Lula widmete sich im ersten Teil der Debatte lange dem Schutz der Umwelt – insbesondere des Amazonas-Regenwaldes, dessen Zerstörung nach Daten der brasilianischen Weltraumbehörde INPE im ersten Halbjahr einen Rekordwert erreicht hatte.
Lula hatte zwischen April 2018 und November 2019 nach einer Verurteilung wegen Korruptionsvorwürfen in Haft gesessen. 2021 erhielt er aber sämtliche politischen Rechte zurück, nachdem der Oberste Gerichtshof Brasiliens die Urteile gegen ihn wegen fehlender Zuständigkeit des Gerichts annulliert hatte. Lula betonte mehrfach, dass seine Unschuld bewiesen worden sei.
Beide Kandidaten bezichtigten sich der Lüge. Außer Bolsonaro und Lula beteiligten sich noch vier weitere der insgesamt zwölf Präsidentschaftskandidaten an der dreistündigen Debatte, darunter Ex-Finanzminister Ciro Gomes von der Mitte-links-Partei PDT und die Senatorin Simone Tebet von der Mitte-Partei MDB.

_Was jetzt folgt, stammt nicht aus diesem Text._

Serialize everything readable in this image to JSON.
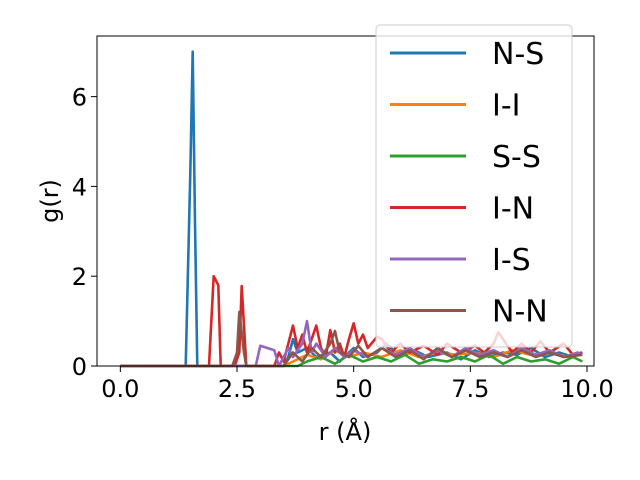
{
  "chart_data": {
    "type": "line",
    "xlabel": "r (Å)",
    "ylabel": "g(r)",
    "xlim": [
      -0.5,
      10.15
    ],
    "ylim": [
      0,
      7.35
    ],
    "x_ticks": [
      0.0,
      2.5,
      5.0,
      7.5,
      10.0
    ],
    "x_tick_labels": [
      "0.0",
      "2.5",
      "5.0",
      "7.5",
      "10.0"
    ],
    "y_ticks": [
      0,
      2,
      4,
      6
    ],
    "y_tick_labels": [
      "0",
      "2",
      "4",
      "6"
    ],
    "grid": false,
    "legend_position": "top-right",
    "series": [
      {
        "name": "N-S",
        "color": "#1f77b4",
        "points": [
          [
            0,
            0
          ],
          [
            1.4,
            0
          ],
          [
            1.5,
            4.3
          ],
          [
            1.55,
            7.0
          ],
          [
            1.6,
            3.2
          ],
          [
            1.65,
            0
          ],
          [
            2.0,
            0
          ],
          [
            3.5,
            0
          ],
          [
            3.6,
            0.2
          ],
          [
            3.7,
            0.6
          ],
          [
            3.8,
            0.3
          ],
          [
            4.0,
            0.4
          ],
          [
            4.2,
            0.2
          ],
          [
            4.5,
            0.3
          ],
          [
            4.7,
            0.1
          ],
          [
            5.0,
            0.4
          ],
          [
            5.2,
            0.2
          ],
          [
            5.5,
            0.3
          ],
          [
            5.7,
            0.5
          ],
          [
            6.0,
            0.2
          ],
          [
            6.3,
            0.35
          ],
          [
            6.6,
            0.2
          ],
          [
            7.0,
            0.3
          ],
          [
            7.3,
            0.15
          ],
          [
            7.6,
            0.35
          ],
          [
            7.9,
            0.2
          ],
          [
            8.2,
            0.3
          ],
          [
            8.5,
            0.25
          ],
          [
            8.8,
            0.4
          ],
          [
            9.1,
            0.2
          ],
          [
            9.4,
            0.3
          ],
          [
            9.7,
            0.2
          ],
          [
            9.9,
            0.3
          ]
        ]
      },
      {
        "name": "I-I",
        "color": "#ff7f0e",
        "points": [
          [
            0,
            0
          ],
          [
            3.5,
            0
          ],
          [
            3.7,
            0.1
          ],
          [
            4.0,
            0.25
          ],
          [
            4.3,
            0.15
          ],
          [
            4.6,
            0.35
          ],
          [
            4.9,
            0.2
          ],
          [
            5.2,
            0.3
          ],
          [
            5.6,
            0.2
          ],
          [
            6.0,
            0.35
          ],
          [
            6.4,
            0.2
          ],
          [
            6.8,
            0.3
          ],
          [
            7.2,
            0.25
          ],
          [
            7.6,
            0.3
          ],
          [
            8.0,
            0.2
          ],
          [
            8.4,
            0.35
          ],
          [
            8.8,
            0.25
          ],
          [
            9.2,
            0.3
          ],
          [
            9.6,
            0.2
          ],
          [
            9.9,
            0.3
          ]
        ]
      },
      {
        "name": "S-S",
        "color": "#2ca02c",
        "points": [
          [
            0,
            0
          ],
          [
            3.8,
            0
          ],
          [
            4.0,
            0.1
          ],
          [
            4.3,
            0.2
          ],
          [
            4.6,
            0.05
          ],
          [
            4.9,
            0.25
          ],
          [
            5.2,
            0.1
          ],
          [
            5.5,
            0.2
          ],
          [
            5.8,
            0.1
          ],
          [
            6.1,
            0.25
          ],
          [
            6.4,
            0.05
          ],
          [
            6.7,
            0.15
          ],
          [
            7.0,
            0.1
          ],
          [
            7.3,
            0.2
          ],
          [
            7.6,
            0.1
          ],
          [
            7.9,
            0.25
          ],
          [
            8.2,
            0.05
          ],
          [
            8.5,
            0.2
          ],
          [
            8.8,
            0.1
          ],
          [
            9.1,
            0.15
          ],
          [
            9.4,
            0.05
          ],
          [
            9.7,
            0.2
          ],
          [
            9.9,
            0.1
          ]
        ]
      },
      {
        "name": "I-N",
        "color": "#d62728",
        "points": [
          [
            0,
            0
          ],
          [
            1.9,
            0
          ],
          [
            2.0,
            2.0
          ],
          [
            2.1,
            1.8
          ],
          [
            2.15,
            0
          ],
          [
            2.45,
            0
          ],
          [
            2.55,
            0.3
          ],
          [
            2.6,
            1.78
          ],
          [
            2.7,
            0
          ],
          [
            3.3,
            0
          ],
          [
            3.4,
            0.3
          ],
          [
            3.5,
            0.1
          ],
          [
            3.6,
            0.5
          ],
          [
            3.7,
            0.9
          ],
          [
            3.8,
            0.4
          ],
          [
            3.9,
            0.7
          ],
          [
            4.0,
            0.3
          ],
          [
            4.1,
            0.6
          ],
          [
            4.2,
            0.9
          ],
          [
            4.3,
            0.4
          ],
          [
            4.4,
            0.2
          ],
          [
            4.5,
            0.8
          ],
          [
            4.6,
            0.3
          ],
          [
            4.7,
            0.5
          ],
          [
            4.8,
            0.2
          ],
          [
            4.9,
            0.6
          ],
          [
            5.0,
            0.95
          ],
          [
            5.1,
            0.5
          ],
          [
            5.2,
            0.7
          ],
          [
            5.3,
            0.4
          ],
          [
            5.5,
            0.65
          ],
          [
            5.6,
            0.6
          ],
          [
            5.8,
            0.3
          ],
          [
            6.0,
            0.5
          ],
          [
            6.2,
            0.3
          ],
          [
            6.5,
            0.45
          ],
          [
            6.8,
            0.25
          ],
          [
            7.0,
            0.5
          ],
          [
            7.3,
            0.3
          ],
          [
            7.6,
            0.45
          ],
          [
            7.8,
            0.3
          ],
          [
            8.0,
            0.5
          ],
          [
            8.1,
            0.75
          ],
          [
            8.2,
            0.6
          ],
          [
            8.4,
            0.3
          ],
          [
            8.6,
            0.5
          ],
          [
            8.8,
            0.3
          ],
          [
            9.0,
            0.55
          ],
          [
            9.2,
            0.3
          ],
          [
            9.5,
            0.5
          ],
          [
            9.7,
            0.25
          ],
          [
            9.9,
            0.3
          ]
        ]
      },
      {
        "name": "I-S",
        "color": "#9467bd",
        "points": [
          [
            0,
            0
          ],
          [
            2.9,
            0
          ],
          [
            3.0,
            0.45
          ],
          [
            3.3,
            0.35
          ],
          [
            3.4,
            0
          ],
          [
            3.6,
            0.4
          ],
          [
            3.7,
            0.2
          ],
          [
            3.9,
            0.5
          ],
          [
            4.0,
            1.0
          ],
          [
            4.1,
            0.3
          ],
          [
            4.2,
            0.5
          ],
          [
            4.4,
            0.2
          ],
          [
            4.6,
            0.4
          ],
          [
            4.8,
            0.2
          ],
          [
            5.0,
            0.35
          ],
          [
            5.3,
            0.2
          ],
          [
            5.6,
            0.4
          ],
          [
            5.9,
            0.25
          ],
          [
            6.2,
            0.4
          ],
          [
            6.5,
            0.2
          ],
          [
            6.8,
            0.35
          ],
          [
            7.1,
            0.2
          ],
          [
            7.4,
            0.4
          ],
          [
            7.7,
            0.25
          ],
          [
            8.0,
            0.35
          ],
          [
            8.3,
            0.2
          ],
          [
            8.6,
            0.4
          ],
          [
            8.9,
            0.25
          ],
          [
            9.2,
            0.35
          ],
          [
            9.5,
            0.2
          ],
          [
            9.8,
            0.3
          ],
          [
            9.9,
            0.25
          ]
        ]
      },
      {
        "name": "N-N",
        "color": "#8c564b",
        "points": [
          [
            0,
            0
          ],
          [
            2.4,
            0
          ],
          [
            2.5,
            0.3
          ],
          [
            2.55,
            1.2
          ],
          [
            2.65,
            0.3
          ],
          [
            2.7,
            0
          ],
          [
            3.5,
            0
          ],
          [
            3.7,
            0.3
          ],
          [
            3.9,
            0.1
          ],
          [
            4.1,
            0.4
          ],
          [
            4.3,
            0.2
          ],
          [
            4.5,
            0.5
          ],
          [
            4.6,
            0.78
          ],
          [
            4.7,
            0.3
          ],
          [
            4.9,
            0.2
          ],
          [
            5.1,
            0.45
          ],
          [
            5.3,
            0.2
          ],
          [
            5.6,
            0.4
          ],
          [
            5.9,
            0.2
          ],
          [
            6.2,
            0.35
          ],
          [
            6.5,
            0.15
          ],
          [
            6.8,
            0.4
          ],
          [
            7.1,
            0.2
          ],
          [
            7.4,
            0.35
          ],
          [
            7.7,
            0.2
          ],
          [
            8.0,
            0.3
          ],
          [
            8.3,
            0.2
          ],
          [
            8.6,
            0.35
          ],
          [
            8.9,
            0.2
          ],
          [
            9.2,
            0.3
          ],
          [
            9.5,
            0.2
          ],
          [
            9.9,
            0.25
          ]
        ]
      }
    ]
  }
}
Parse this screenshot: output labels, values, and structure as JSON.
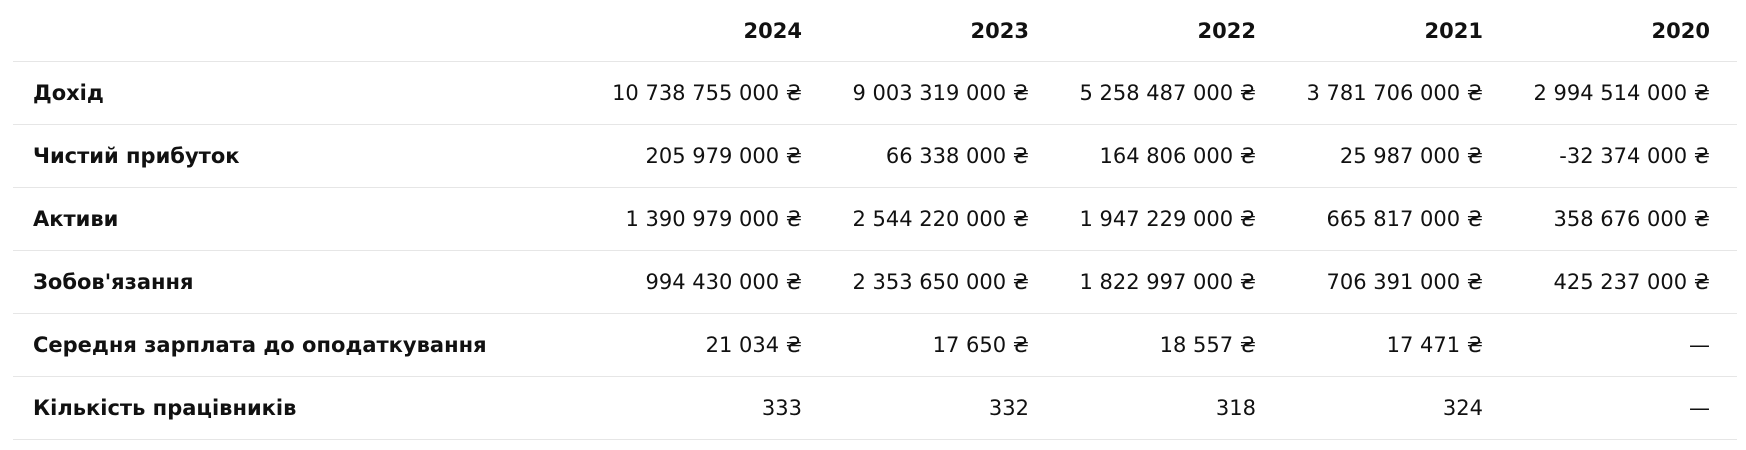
{
  "table": {
    "columns": [
      "2024",
      "2023",
      "2022",
      "2021",
      "2020"
    ],
    "rows": [
      {
        "label": "Дохід",
        "cells": [
          "10 738 755 000 ₴",
          "9 003 319 000 ₴",
          "5 258 487 000 ₴",
          "3 781 706 000 ₴",
          "2 994 514 000 ₴"
        ]
      },
      {
        "label": "Чистий прибуток",
        "cells": [
          "205 979 000 ₴",
          "66 338 000 ₴",
          "164 806 000 ₴",
          "25 987 000 ₴",
          "-32 374 000 ₴"
        ]
      },
      {
        "label": "Активи",
        "cells": [
          "1 390 979 000 ₴",
          "2 544 220 000 ₴",
          "1 947 229 000 ₴",
          "665 817 000 ₴",
          "358 676 000 ₴"
        ]
      },
      {
        "label": "Зобов'язання",
        "cells": [
          "994 430 000 ₴",
          "2 353 650 000 ₴",
          "1 822 997 000 ₴",
          "706 391 000 ₴",
          "425 237 000 ₴"
        ]
      },
      {
        "label": "Середня зарплата до оподаткування",
        "cells": [
          "21 034 ₴",
          "17 650 ₴",
          "18 557 ₴",
          "17 471 ₴",
          "—"
        ]
      },
      {
        "label": "Кількість працівників",
        "cells": [
          "333",
          "332",
          "318",
          "324",
          "—"
        ]
      }
    ]
  }
}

Amtsinhaber Bolsonaro sorgte in der Debatte für einen Eklat, als er auf eine Frage von Journalistin Vera Magalhaes mit massiven Vorwürfen gegen sie reagierte. Magalhaes hatte in ihrer Frage gesagt, Bolsonaro habe Falschinformationen über Impfungen gegen Covid-19 verbreitet.
Bolsonaro sagte darauf, an sie gerichtet, „Vera, du schläfst mit den Gedanken an mich ein, du hast eine Art Schwärmerei.“ Er warf ihr „falsche Anschuldigungen“ vor und sagte: „Du bist eine Schande für den brasilianischen Journalismus.“ Den späteren Vorwurf der Frauenfeindlichkeit durch eine andere Kandidatin wischte Bolsonaro beiseite.
Umfragen sehen den 76 Jahre alten Lula vor der ersten Wahlrunde am 2. Oktober derzeit klar vor Bolsonaro. Laut einer Erhebung des Meinungsforschungsinstituts Datafolha kann der Ex-Präsident mit 47 Prozent der Stimmen rechnen, der 67-jährige Amtsinhaber hingegen nur mit 32 Prozent. Erringt keiner der Kandidaten im ersten Wahlgang mehr als 50 Prozent der Stimmen, findet am 30. Oktober eine Stichwahl statt.